Wednesday, August 17, 2016

Raspberry Pi Weather Station - part 4

In the last post I covered the hardware for the sensors.  In this post I want to talk about the software that ties this all together.  There are several goals with the software.  Obviously it needs to read the sensor data.  I would like it to output that data to a local web page so I can access it with a web browser.  I also want it to export the sensor data to a Personal Weather Station (PWS) account registered with WeatherUnderground.  And lastly, I would ideally like it to record or save the data to a database in case I want to analyze the data later on.

Doing searches on the Internet I quickly found WeeWX, an open-source project that does all of this.  It reads sensor data, generates a web page, and can optionally log to WeatherUnderground.  I was ready to go with this option, but then I discovered it was written in Python which gave me pause for concern (more on that later).

I next found wview which, like WeeWx, is an open-source weather station project.  It's written in C which is good, but it sounds like the project has grown rather large over the years.  It's become a huge behemoth that's capable of doing almost everything when all I want/need is a simple targeted application.

In the end I decided to write my own weather station application.  After all, isn't that was software engineers do, write software?  I wrote a small simple program that reads all the sensors and outputs the data in 3 different ways.
  1. It generates a local HTML file which can be viewed from another computer using a web browser.  My code is not a web server, it just outputs an HTML file.  So you still need a web server such as Lighttpd or nginx.
  2. It sends all sensor data off to WeatherUnderground so the results can be viewed on their web site.
  3. The sensor data is written locally to a SQLite file for later analysis.

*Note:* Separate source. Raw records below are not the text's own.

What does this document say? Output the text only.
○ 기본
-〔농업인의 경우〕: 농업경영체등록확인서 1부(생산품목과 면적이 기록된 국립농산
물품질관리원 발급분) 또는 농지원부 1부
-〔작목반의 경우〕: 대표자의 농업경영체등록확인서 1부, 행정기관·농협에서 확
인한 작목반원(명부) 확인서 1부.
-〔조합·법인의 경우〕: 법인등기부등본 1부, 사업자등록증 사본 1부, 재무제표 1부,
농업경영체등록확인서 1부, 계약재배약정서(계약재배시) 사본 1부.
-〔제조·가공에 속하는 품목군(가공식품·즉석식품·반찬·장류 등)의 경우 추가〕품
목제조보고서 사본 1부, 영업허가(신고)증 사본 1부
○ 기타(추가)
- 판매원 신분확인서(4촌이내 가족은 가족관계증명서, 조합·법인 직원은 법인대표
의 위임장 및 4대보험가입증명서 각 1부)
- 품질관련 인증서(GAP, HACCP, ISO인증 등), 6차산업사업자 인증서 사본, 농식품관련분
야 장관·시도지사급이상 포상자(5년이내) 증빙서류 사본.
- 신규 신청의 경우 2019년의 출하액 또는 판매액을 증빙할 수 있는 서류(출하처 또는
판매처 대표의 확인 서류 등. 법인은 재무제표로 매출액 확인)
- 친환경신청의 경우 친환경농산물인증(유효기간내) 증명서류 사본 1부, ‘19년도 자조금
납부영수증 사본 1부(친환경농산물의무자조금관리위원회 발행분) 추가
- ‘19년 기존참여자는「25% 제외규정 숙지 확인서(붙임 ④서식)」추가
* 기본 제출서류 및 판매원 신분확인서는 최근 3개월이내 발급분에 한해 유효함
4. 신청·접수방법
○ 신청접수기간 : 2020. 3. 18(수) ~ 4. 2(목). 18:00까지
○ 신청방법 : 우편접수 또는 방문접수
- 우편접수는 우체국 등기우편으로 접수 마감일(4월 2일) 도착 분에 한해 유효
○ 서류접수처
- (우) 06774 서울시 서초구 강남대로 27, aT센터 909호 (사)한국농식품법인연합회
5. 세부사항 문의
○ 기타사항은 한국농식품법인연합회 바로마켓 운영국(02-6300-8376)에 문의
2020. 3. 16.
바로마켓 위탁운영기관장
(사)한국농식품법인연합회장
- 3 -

I wanted to go back and talk about my opposition to the use of Python in WeeWX.  The main problem is I do not consider Python to be a "real" programming language.  It is a scripting language, and scripting languages have their place.  But not in final applications in my opinion.  I also do not like the extreme performance hit Python incurs.  And remember, this is running on a Raspberry Pi which is not a powerful machine to begin with, so any unnecessary overhead is exaggerated.  How much of a performance hit are we talking about?  Using the sample Python code from Adafruit, reading the temperature sensor takes approximately 5 seconds.  Most of that overhead is spent loading the Python libraries and creating the runtime environment.  Compare that to the C++ code I wrote to read the temperature sensor which is instantaneous.  To me writing this application in C++ was not only the only way to go, but it was a fun project!


I have uploaded my C++ code to GitHub for anyone to download, use, or modify.  Bear in mind this code was written specifically for my weather station.  So it assumes the sensor hardware I'm using connected to the Raspberry Pi on the GPIO pins I'm using.  But this could be a great reference for anyone doing a similar project.